One option for the club was to just sell Payet back then. Cashing in on him after Euro 2016, when he was at the most valuable he’s ever been, would’ve provided a highly significant windfall – offering them an opportunity to reinvest a lot of money into the rest of the squad and thus ensure that him potentially ageing badly could never be a problem they had to deal with. On the other hand, though, this was their current star. A fan favourite, club player of the year, and one of the biggest talents Upton Park had seen for a long time. How could they sell him?
And they didn’t. At least, not in the summer anyway. But look at what happened between then and the moment he eventually re-joined Marseille in January. West Ham failed to use Payet staying as a catalyst for encouraging high quality players to join him, the club enduring a frustrating transfer window before then seeing their league form drop following an above expectations performance for long periods of the 2015/16 season. His own showings weren’t as consistent either, and then he was let go for a fairly significant amount less than West Ham might’ve got for him if he were sold in the summer.
Granted, Payet’s unhappiness and desire to move back home isn’t a factor to consider when it comes to Lallana. There are other differences too: like the stature and aims of the clubs involved, and the comparatively greater amount of interest (based on media reports, at least) in the Frenchman at the time of his renewal. As well as wage structures and contrasting views on how well either player might age. Or… well, yeah, there are plenty.
The point is, giving a player a big new deal at this point in their career isn’t as simple a decision to make as it’s often interpreted. A lot of ifs, buts and maybes end up needing to be thought about. Payet’s extension at the time was dubbed by most as a no-brainer, while right now there are plenty who feel the choice to give Lallana his is one that’s being made with no brain. That general consensus proved to be wrong with Payet. Who knows whether it will for Lallana?
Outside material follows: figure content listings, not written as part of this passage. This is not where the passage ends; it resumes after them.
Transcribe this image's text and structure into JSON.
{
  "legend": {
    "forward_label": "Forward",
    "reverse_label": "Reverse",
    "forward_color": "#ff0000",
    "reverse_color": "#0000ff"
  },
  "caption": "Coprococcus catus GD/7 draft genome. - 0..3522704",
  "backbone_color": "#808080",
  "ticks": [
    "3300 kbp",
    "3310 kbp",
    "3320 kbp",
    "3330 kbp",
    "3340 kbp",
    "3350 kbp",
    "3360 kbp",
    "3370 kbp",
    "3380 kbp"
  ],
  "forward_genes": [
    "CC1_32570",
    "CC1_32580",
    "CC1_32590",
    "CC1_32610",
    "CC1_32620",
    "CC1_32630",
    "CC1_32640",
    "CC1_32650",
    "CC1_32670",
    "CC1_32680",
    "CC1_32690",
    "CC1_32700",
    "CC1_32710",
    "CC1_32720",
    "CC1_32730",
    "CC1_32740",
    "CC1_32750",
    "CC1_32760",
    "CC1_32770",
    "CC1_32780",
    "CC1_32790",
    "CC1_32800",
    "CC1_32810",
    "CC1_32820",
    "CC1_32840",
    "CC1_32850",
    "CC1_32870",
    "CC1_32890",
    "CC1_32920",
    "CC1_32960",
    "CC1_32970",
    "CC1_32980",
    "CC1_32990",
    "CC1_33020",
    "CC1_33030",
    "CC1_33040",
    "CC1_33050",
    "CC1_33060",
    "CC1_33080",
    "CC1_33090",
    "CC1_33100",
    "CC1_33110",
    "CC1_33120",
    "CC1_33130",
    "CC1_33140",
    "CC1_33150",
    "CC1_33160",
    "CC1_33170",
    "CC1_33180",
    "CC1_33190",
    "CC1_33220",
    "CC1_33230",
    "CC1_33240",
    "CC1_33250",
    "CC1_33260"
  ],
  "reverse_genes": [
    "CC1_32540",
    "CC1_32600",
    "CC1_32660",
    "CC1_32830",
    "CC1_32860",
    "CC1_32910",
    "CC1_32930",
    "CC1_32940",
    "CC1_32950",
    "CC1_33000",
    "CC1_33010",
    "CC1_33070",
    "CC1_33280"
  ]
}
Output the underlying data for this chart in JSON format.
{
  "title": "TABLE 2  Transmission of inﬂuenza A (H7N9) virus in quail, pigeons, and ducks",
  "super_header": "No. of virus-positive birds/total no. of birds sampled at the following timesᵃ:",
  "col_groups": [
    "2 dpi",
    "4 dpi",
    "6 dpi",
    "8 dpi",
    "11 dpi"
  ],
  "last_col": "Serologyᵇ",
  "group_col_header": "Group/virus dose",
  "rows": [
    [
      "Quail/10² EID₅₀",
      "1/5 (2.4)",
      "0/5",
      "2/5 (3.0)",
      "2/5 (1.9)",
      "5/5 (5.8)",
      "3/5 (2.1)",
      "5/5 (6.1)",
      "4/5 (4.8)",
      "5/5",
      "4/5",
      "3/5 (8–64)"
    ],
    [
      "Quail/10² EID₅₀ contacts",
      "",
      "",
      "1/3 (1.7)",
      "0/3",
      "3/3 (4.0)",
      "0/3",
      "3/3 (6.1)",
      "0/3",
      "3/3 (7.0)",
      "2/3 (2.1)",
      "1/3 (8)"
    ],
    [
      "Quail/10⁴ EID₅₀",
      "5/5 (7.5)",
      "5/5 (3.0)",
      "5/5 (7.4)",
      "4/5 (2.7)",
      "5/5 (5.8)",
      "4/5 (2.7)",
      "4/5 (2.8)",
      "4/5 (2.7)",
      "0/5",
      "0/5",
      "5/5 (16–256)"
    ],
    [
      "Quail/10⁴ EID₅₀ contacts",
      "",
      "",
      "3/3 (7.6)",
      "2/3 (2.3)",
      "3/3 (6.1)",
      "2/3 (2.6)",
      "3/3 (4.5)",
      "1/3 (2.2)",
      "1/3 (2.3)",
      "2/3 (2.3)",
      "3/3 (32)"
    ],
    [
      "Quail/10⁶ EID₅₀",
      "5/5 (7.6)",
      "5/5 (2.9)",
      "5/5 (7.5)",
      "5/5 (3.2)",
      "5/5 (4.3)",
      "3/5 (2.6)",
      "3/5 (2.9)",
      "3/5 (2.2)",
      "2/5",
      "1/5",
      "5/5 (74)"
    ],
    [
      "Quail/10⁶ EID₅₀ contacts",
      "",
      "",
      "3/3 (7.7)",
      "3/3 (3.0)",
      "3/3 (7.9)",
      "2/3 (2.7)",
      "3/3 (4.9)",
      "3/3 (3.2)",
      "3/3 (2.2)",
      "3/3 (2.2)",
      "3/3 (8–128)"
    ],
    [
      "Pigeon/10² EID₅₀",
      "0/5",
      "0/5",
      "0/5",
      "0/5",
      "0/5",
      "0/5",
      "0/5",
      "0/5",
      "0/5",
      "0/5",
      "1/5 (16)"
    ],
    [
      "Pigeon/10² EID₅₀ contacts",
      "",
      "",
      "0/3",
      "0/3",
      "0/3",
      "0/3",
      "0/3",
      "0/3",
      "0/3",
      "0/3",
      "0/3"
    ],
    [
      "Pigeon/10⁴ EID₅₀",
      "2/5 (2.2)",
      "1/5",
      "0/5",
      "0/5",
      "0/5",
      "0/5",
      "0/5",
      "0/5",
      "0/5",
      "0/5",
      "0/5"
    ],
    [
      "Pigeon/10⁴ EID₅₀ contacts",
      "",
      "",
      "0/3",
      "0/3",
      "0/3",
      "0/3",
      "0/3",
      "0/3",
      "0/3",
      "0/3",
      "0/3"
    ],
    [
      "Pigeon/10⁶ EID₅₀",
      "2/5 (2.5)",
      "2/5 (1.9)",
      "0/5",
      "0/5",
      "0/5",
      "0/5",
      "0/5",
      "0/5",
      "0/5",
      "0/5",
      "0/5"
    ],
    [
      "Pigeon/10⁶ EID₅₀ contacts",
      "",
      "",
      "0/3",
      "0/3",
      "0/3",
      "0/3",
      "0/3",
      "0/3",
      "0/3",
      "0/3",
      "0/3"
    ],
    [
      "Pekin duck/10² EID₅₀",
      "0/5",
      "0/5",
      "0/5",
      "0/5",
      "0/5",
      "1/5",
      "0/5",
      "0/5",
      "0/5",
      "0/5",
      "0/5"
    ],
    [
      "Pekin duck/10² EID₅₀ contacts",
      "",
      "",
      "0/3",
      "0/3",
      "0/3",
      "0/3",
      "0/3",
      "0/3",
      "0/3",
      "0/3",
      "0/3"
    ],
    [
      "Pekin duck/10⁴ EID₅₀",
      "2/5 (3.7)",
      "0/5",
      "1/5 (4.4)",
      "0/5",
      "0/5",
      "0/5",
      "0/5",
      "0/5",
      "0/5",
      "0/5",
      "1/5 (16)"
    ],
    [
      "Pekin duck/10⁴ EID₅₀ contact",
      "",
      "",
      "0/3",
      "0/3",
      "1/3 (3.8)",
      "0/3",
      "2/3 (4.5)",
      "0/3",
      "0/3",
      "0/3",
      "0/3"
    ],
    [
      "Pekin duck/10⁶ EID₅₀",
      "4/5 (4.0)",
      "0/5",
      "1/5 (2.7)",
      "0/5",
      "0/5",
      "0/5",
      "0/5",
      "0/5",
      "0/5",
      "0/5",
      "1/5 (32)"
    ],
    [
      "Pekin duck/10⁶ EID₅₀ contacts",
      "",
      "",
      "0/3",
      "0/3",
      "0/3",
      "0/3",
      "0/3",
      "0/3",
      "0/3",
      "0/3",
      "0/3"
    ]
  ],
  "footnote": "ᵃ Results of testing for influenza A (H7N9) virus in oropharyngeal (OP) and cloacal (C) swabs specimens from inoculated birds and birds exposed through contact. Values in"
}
What makes sense from a club’s perspective in these situations, though, if they want someone to stick around, is to do more to reduce the risk. Rather than tying ageing players into long-term deals that will take them into the latter stages of their career, be smarter about it. Use incentives to ensure that less damage is done if they do take an untimely downturn. Or attempt to be more on top of organising and scheduling renewals in the first place.
Giving Lallana a new contract of some sort is fair. It’s hard to argue against his performances since Klopp arrived justifying one, and it’s clear that the manager holds him in very high regard. If the reported £150,000 a week until 2021 terms are accurate, though, then they’ve got themselves into a quite precarious position. It’s not something that they – or other clubs for that matter – should look to be repeating.